Grand Chief Alvin Fiddler recently highlighted some of the priorities that Nishnawbe Aski Nation currently sees for the 2020s during an early January interview.
“Just generally in terms of priorities for our communities in the decade we are now in will continue to be issues around infrastructure, resource development and the environment — the changes we are seeing on the land with the changing environment and climate,” Fiddler says. “I think those will be the big issues we will have to address this coming decade.”
Fiddler says the changing climate is one of the reasons why Marten Falls and other NAN communities are looking at building all-season roads into their communities. Marten Falls recently held a Public Information Centre session in December to provide an update on its proposed all-season Community Access Road.
“I think last year was a bit of an anomaly,” Fiddler says. “It was cold last winter but generally over the last 15-20 years it’s been getting warmer and warmer. The winter roads are becoming more and more unreliable and unsafe, so it’s not just Marten Falls. In the northwest part of NAN for example, with the Windigo communities and my community of Muskrat Dam, they are looking at along with the construction of the Wataynikaneyap Power project that an all-season road has to be built as well to support the project.”
Fiddler says a motion was passed at the 2019 Chiefs Fall Assembly directing NAN to work with the communities on establishing back-up power sources for when the Wataynikaneyap Power project is connected.
“Even though this project will be going in, what we saw in Pikangikum this past year with the forest fires there was some interruption there with the power,” Fiddler says. “So the communities will still need their own back-up power source right in the community once the Wataynikaneyap Power line goes in.”
Fiddler says NAN is looking at how to build on the Choose Life initiative to ensure the communities have access to supports.
“Especially the youth in our communities, that they have access to supports 24/7,” Fiddler says. “So that is something that we will be working on this coming year is building on the work that the Choose Life initiative has done to make these services more like a 24-hour wrap-around support for all our kids in our communities.”
Fiddler says the chiefs also gave NAN a mandate to look at building a hospital or hospitals in the north closer to the communities or possibly in one or two of the bigger communities.
“So that work is ongoing,” Fiddler says, “My hope is that we will be able to do this work quickly knowing that there is such a need in our communities and that the governments, both Ontario and Canada, will be supportive of this and support the effort to build these hospitals right in our communities.”

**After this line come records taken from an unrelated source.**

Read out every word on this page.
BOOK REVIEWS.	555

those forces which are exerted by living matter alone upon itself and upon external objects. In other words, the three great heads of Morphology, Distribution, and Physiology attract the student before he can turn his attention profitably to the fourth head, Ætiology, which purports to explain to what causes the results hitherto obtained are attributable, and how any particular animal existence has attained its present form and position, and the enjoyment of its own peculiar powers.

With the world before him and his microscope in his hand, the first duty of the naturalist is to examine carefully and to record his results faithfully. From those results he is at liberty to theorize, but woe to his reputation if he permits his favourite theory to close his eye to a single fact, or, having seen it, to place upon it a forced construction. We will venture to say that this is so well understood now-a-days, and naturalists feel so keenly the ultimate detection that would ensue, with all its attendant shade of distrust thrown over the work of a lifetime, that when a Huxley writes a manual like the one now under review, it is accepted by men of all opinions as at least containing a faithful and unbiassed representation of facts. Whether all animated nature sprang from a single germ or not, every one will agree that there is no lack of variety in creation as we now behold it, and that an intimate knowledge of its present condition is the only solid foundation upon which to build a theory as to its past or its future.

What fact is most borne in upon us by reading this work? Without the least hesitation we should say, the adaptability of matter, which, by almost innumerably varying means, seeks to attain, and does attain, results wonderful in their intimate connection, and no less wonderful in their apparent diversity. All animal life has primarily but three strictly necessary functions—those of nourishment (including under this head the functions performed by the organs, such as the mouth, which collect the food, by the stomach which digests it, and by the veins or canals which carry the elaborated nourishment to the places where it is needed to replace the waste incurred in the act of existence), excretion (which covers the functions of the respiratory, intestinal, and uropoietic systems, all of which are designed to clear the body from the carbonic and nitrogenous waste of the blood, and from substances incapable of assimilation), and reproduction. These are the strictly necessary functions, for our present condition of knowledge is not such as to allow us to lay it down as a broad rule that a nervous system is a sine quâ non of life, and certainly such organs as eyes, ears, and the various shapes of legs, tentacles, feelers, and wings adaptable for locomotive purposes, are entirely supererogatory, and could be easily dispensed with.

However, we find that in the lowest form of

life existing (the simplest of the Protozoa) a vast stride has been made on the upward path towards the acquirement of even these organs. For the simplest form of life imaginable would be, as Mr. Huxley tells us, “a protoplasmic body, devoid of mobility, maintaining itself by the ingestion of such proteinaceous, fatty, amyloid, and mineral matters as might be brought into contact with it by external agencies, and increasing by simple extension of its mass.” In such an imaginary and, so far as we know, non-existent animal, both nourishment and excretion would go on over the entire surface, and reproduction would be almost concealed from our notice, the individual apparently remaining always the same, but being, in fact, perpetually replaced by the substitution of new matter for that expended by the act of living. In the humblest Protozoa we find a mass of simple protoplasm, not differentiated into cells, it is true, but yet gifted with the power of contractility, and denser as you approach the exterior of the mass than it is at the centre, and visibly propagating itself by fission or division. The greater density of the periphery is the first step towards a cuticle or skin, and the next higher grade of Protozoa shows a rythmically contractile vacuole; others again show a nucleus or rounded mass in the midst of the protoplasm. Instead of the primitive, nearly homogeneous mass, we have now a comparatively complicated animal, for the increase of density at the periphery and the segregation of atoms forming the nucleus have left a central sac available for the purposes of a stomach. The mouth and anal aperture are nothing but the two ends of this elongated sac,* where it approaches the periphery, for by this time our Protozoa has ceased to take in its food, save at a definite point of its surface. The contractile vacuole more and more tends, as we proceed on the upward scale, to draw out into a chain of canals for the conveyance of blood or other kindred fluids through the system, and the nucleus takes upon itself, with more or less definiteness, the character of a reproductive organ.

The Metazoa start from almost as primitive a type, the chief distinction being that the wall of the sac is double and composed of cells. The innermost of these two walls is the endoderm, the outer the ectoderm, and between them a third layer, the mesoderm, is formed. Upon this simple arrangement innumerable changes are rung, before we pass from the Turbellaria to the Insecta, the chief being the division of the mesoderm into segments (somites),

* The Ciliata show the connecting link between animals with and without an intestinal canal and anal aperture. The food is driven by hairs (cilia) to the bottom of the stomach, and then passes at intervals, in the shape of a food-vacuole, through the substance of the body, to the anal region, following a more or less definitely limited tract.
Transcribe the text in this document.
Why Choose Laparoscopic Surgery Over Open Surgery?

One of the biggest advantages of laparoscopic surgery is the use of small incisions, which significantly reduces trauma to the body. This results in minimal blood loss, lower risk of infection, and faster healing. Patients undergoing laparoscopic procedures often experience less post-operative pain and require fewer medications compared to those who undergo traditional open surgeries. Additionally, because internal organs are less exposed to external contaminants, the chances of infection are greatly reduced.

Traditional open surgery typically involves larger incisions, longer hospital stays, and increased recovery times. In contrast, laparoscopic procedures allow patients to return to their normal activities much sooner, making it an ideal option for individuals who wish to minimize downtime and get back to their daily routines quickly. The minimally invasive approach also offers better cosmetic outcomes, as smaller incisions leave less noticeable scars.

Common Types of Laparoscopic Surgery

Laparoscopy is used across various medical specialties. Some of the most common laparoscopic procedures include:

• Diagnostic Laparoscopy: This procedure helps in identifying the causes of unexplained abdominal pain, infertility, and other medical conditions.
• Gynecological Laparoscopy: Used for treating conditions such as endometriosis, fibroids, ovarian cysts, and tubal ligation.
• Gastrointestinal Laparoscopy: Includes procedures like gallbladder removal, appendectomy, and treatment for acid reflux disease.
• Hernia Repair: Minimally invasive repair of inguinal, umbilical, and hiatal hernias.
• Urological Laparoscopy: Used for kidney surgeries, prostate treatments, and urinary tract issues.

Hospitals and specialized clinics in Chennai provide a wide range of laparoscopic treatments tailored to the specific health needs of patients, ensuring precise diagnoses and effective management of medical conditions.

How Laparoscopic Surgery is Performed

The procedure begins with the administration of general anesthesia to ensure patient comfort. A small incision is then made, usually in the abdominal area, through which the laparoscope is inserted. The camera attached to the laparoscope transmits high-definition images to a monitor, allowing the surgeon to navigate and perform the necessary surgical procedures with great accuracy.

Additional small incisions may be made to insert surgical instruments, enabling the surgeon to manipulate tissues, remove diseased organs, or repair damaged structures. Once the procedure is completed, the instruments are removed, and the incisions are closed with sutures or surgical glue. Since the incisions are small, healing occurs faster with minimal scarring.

Fiddler says NAN has been seeing a trend where more communities are taking on or putting in place their own systems, such as for child welfare, education and health.
“Communities (are) more and more asserting their authority, asserting their jurisdiction on their land and on their children, which is the way it should be,” Fiddler says. “I think our role at Nishnawbe Aski Nation is to support those efforts by our communities.”
Fiddler notes the importance of the communities asserting their jurisdiction on the land and resources — so when resource development happens it will be done according to the terms set by the community.
“It should be on that basis, that the communities have the ultimate authority to dictate what happens in their lands and their territory,” Fiddler says.
Fiddler says another priority is the building of capacity in human resources at the community level, including with health care workers, teachers and police officers.
“We need to make sure we have training available to our community citizens in all these areas so they can participate in the growth of their communities,” Fiddler says.
Fiddler stresses that NAN can “do a lot in the next 10 years.”
“We always look at our children in our communities, the quality of life, to make sure they have access to a really good health care system, that they have access to a good quality education system so that they can pursue whatever dream they have,” Fiddler says. “That’s what I look at — improving quality of life for our children in all these areas.”